Hawaii Is At Risk Of A Mega-Tsunami.

      A somewhat unnerving study has suggested there is a small – but significant – chance that an earthquake and resulting tsunami could devastate Hawaii in the next 50 years.
Published in the Journal of Geophysical Research, the study from the University of Hawai'i at Mānoa (UHM) says there is approximately a 9 percent chance of a magnitude 9 or greater earthquake hitting the Aleutian Islands (which extend west from Alaska) in the next half a century, producing a mega-tsunami that could engulf Hawaii. 
      A previous report suggested that a large tsunami would put more than 200,000 residents of Hawaii at risk, and cause $40 billion worth of damage. If the scenario described above did play out, people on the Hawaiian islands would have about 4 hours to get to safe higher ground before the tsunami struck.
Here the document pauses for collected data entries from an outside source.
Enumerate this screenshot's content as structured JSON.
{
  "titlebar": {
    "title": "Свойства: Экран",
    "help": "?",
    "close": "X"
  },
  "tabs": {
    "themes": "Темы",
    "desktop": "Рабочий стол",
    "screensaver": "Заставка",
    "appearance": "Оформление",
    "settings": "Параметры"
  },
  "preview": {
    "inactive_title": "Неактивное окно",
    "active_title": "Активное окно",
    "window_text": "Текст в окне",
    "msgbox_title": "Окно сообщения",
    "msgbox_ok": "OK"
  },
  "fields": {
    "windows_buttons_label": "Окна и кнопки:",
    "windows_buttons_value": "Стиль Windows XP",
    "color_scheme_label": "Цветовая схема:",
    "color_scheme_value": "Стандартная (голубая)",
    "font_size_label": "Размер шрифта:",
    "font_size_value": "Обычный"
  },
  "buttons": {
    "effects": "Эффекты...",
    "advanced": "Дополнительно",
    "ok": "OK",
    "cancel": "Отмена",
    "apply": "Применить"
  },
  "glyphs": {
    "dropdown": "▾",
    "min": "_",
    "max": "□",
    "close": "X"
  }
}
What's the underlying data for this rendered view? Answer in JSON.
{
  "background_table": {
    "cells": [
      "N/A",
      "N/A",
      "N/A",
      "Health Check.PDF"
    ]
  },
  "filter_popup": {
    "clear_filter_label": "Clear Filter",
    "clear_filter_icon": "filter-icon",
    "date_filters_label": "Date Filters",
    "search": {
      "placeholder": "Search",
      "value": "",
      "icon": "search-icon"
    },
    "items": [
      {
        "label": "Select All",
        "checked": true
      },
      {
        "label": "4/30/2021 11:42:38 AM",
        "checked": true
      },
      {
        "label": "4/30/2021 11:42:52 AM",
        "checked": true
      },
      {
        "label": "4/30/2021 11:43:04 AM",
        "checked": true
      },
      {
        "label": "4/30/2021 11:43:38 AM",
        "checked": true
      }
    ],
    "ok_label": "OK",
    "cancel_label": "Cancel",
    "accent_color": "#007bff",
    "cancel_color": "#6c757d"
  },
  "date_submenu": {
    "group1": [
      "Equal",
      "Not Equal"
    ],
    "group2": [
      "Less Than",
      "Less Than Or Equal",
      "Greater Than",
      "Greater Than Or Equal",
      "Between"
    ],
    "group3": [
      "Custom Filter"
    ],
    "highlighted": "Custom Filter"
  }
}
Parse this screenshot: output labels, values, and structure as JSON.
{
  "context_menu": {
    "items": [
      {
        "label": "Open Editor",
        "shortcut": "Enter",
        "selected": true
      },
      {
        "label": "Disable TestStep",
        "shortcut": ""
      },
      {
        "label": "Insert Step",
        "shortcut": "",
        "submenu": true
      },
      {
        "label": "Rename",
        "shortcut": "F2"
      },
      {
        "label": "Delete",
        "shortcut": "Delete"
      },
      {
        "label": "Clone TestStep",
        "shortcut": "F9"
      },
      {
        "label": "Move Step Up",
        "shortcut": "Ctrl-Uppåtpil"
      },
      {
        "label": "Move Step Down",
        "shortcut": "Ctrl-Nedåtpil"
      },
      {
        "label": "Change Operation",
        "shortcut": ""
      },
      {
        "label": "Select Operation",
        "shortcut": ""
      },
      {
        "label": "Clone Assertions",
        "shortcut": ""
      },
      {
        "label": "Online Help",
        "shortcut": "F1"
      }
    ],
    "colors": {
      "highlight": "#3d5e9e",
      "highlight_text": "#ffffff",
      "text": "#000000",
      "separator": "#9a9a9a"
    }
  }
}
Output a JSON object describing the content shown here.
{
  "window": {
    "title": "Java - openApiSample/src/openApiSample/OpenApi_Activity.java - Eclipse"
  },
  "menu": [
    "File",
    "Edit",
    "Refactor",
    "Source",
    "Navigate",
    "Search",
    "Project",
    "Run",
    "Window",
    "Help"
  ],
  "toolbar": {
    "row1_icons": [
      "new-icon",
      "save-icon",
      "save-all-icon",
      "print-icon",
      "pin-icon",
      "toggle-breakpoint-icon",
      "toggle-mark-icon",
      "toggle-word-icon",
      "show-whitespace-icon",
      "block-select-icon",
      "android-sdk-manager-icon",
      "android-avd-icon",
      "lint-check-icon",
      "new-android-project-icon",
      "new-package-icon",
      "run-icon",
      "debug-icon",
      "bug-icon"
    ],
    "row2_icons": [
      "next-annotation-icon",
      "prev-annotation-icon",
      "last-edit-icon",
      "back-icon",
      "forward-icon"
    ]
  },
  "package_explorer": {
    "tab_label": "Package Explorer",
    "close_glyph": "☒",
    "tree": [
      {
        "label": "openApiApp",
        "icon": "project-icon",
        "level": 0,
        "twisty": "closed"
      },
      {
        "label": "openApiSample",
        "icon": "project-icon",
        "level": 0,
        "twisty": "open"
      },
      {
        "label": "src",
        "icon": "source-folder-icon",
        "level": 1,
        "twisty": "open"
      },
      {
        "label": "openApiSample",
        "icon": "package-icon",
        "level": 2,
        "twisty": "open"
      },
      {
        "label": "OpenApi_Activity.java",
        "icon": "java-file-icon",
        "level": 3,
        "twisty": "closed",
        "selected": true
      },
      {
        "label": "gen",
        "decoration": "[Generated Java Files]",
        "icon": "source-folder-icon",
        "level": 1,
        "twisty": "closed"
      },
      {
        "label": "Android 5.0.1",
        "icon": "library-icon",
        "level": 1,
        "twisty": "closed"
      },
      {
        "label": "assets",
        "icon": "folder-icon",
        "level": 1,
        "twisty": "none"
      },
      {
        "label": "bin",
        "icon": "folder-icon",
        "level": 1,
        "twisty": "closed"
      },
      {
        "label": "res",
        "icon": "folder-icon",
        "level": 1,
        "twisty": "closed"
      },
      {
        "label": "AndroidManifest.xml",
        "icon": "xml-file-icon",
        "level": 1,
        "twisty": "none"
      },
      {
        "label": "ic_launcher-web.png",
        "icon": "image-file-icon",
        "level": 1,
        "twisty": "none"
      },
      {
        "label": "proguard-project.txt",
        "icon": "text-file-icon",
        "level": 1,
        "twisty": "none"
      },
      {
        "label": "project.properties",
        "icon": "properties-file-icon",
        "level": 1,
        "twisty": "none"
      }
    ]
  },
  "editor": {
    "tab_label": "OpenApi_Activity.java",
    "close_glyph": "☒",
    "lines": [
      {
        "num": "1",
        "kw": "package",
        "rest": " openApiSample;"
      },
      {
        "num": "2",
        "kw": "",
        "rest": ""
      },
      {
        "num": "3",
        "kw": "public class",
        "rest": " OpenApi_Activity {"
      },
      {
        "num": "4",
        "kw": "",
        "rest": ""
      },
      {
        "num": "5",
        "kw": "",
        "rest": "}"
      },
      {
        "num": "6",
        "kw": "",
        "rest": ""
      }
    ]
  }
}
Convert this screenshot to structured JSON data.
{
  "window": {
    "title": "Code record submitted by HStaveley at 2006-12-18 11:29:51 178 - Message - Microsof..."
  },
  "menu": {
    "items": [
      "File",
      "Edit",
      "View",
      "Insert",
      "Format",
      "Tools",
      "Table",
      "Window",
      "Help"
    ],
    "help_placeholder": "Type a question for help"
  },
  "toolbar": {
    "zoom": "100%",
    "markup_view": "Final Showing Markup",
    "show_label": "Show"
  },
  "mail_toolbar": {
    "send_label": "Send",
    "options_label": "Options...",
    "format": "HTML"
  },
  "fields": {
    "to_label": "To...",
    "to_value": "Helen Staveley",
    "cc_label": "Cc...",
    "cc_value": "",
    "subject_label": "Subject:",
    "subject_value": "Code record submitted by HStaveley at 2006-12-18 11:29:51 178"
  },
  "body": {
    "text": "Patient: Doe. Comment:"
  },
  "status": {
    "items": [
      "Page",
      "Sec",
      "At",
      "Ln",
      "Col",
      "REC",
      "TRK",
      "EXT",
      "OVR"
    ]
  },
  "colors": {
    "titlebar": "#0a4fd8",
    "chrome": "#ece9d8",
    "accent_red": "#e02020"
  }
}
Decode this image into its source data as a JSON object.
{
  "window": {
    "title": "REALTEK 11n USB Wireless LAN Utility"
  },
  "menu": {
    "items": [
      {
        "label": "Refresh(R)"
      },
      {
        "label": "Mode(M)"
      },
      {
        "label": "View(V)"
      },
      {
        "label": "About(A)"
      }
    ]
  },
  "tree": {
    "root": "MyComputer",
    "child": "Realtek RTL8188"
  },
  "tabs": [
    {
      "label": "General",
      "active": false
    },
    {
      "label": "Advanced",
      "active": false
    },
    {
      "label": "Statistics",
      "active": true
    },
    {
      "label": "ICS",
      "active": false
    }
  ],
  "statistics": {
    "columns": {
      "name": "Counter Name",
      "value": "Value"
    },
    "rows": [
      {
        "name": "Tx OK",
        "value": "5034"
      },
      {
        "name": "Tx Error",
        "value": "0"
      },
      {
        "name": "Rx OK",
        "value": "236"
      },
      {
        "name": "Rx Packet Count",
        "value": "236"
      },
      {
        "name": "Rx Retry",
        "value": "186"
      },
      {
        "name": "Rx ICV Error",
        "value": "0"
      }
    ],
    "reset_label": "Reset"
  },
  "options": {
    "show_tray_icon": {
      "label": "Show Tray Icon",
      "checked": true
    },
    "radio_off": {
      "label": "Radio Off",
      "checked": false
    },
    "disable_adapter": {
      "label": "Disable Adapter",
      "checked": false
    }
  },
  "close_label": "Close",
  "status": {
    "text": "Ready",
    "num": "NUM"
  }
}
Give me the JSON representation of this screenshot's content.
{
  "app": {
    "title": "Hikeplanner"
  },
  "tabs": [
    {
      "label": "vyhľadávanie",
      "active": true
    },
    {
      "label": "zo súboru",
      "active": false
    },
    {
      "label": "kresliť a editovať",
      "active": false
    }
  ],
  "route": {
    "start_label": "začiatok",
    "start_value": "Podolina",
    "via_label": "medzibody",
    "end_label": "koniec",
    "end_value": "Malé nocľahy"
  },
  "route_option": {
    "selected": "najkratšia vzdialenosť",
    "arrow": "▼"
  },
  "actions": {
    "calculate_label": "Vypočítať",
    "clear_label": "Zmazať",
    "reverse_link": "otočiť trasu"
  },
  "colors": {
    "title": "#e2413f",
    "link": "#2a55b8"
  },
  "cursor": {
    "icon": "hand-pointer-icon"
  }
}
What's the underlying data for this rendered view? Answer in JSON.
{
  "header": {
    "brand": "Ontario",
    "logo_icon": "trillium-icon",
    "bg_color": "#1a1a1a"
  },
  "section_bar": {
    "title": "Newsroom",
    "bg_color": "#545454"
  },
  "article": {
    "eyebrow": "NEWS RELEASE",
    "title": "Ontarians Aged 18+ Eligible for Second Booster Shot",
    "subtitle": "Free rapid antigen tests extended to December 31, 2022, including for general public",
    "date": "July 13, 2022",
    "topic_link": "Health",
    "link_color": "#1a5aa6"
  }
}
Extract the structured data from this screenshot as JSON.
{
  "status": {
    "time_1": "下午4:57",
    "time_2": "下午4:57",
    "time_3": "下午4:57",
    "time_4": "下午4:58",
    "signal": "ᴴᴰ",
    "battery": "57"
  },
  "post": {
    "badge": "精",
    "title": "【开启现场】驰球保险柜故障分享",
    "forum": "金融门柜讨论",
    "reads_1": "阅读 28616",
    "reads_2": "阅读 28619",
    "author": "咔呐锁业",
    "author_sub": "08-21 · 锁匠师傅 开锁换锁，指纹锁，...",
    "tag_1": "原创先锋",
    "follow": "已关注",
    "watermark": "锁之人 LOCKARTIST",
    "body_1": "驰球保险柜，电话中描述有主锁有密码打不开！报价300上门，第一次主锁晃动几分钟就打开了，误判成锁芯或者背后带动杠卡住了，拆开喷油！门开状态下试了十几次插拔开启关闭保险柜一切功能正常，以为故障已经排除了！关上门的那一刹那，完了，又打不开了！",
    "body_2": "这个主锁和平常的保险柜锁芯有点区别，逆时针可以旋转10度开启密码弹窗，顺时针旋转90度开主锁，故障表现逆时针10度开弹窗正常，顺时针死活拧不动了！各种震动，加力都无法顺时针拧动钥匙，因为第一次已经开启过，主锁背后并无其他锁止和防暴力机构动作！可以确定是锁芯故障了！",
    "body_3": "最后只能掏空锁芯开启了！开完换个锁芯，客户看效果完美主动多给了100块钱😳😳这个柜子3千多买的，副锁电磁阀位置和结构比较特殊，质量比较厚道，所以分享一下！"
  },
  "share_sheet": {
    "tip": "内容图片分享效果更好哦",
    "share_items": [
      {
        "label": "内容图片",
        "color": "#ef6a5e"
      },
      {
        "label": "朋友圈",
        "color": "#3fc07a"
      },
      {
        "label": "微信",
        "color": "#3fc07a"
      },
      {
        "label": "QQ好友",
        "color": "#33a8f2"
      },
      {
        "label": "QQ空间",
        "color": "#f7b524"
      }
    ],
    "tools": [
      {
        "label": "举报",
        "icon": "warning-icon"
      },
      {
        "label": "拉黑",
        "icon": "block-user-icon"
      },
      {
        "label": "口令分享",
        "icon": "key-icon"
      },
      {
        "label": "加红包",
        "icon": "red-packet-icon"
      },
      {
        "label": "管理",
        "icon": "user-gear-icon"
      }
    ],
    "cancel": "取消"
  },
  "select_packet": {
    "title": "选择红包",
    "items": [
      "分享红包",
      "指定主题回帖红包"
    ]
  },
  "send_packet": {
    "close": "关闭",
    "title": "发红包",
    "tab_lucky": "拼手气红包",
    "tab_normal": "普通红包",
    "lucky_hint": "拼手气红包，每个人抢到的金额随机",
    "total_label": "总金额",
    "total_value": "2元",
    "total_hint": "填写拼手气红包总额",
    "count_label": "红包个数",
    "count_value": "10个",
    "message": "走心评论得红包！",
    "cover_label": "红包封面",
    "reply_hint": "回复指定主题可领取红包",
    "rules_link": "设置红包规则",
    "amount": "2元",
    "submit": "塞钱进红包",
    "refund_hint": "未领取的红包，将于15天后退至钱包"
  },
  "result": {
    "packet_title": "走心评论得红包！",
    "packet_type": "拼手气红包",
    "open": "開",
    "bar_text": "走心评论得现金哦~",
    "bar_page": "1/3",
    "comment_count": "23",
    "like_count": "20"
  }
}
      This latest study is not based on any recent activity in the Aleutian Islands, though. It is instead a numerical model based on the global rate of large earthquakes, combined with previous activity reported in the Aleutian Islands’ subduction zone, where one of Earth’s tectonic plates passes under another, known as a fault. 
      The model also incorporated previous tsunamis caused by earthquakes, such as the one that hit Japan in 2011.
“These are rare events,” lead author Rhett Butler toldHawaii News Now. “They don't happen all the time but there is a chance for them and our effort here is to try to define what that chance might be.”
In 2014, Butler and his team found a pile of marine debris in a giant sinkhole that they think is evidence of a huge tsunami 9 meters (30 feet) high hitting Hawaii half a millennium ago. They believe this was triggered by a magnitude 9 earthquake from the Aleutian Islands. Now, they think there is a risk of another one.
      The team stress that they aren’t trying to cause alarm, but rather they are hoping to alert people who might be affected. However, as the study is just a mathematical model at the moment, this theory will no doubt require verification from other scientists before any firm conclusions can be drawn.